XI

427 19 3
                                    

Leo

- Coś ty zrobiła! - wrzeszczałem jak opętany

- Chciałam ci tylko pomuc. Ale to ty spierdoliłeś. Przyznaj podobało ci się. - dziewczyna ciągle sie do mnie uśmiechała. Co mnie jeszcze mocniej rozzłościło.

- Jesteś chora psychicznie!

Po czym wybiegłem za Sophie. Nie mogłem sie pogodzić z tym , że przeze mnie płakała. Spływały łzy po jej delikatnych policzkach. Mój najcenniejszy skarb. CO JA ZROBIŁEM. Przeszukiwałem las z coraz większą paniką . Po pewnym czasie zaczołem wydzierać sie jak wariat.

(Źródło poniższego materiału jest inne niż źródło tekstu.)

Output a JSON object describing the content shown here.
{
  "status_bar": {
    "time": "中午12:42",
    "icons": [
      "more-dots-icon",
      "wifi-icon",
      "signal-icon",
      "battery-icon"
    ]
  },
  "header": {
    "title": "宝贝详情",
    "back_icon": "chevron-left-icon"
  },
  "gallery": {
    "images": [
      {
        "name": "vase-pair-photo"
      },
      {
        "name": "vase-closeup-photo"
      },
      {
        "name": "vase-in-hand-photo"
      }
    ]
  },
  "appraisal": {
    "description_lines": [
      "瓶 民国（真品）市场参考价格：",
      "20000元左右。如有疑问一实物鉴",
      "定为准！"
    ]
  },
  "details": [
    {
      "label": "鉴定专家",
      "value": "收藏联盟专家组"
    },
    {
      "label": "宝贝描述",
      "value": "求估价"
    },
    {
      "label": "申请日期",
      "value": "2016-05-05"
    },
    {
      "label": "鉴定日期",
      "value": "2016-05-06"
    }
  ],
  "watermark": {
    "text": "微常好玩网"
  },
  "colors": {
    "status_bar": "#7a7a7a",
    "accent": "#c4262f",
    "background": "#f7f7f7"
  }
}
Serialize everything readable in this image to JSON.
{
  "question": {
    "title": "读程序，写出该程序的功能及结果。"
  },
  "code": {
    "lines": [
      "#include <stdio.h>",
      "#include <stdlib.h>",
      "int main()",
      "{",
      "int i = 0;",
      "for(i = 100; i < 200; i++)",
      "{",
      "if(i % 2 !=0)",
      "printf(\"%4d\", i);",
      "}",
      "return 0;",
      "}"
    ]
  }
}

- Soph, Sophie !! - oby jej się nic nie stało nie darowałbym tego sobie.

Nagle ją ujrzałem chodzące po lesie. Podbiegłem do niej i się przerazilem. Jej oczy niegdyś ciepłe brązowe teraz czarne. Skóra blada.. Emitował od niej chłód. Wzbudzała lęk. Co się stało?

- Soph nic ci nie jest ? Błagam daj mi to wszystko wytłumaczyć. Ja nie... To naprawdę nie tak. Ja wiem to moja wina ale prosze wysłuchaj mnie. - wpadałem w panike ponieważ z jej strony nie było reakcji.

- Ale wszystko już zostało wyjaśnione - wzdrygnołem się na ton jej głosu taki lodowaty. Nie jej. - Nie będe przecież miała do ciebie wyrzutów o to że obydwoje chcieliśmy się trochę zabawić.

- Nic nie rozumiem jak to zabawić ... O co chodzi?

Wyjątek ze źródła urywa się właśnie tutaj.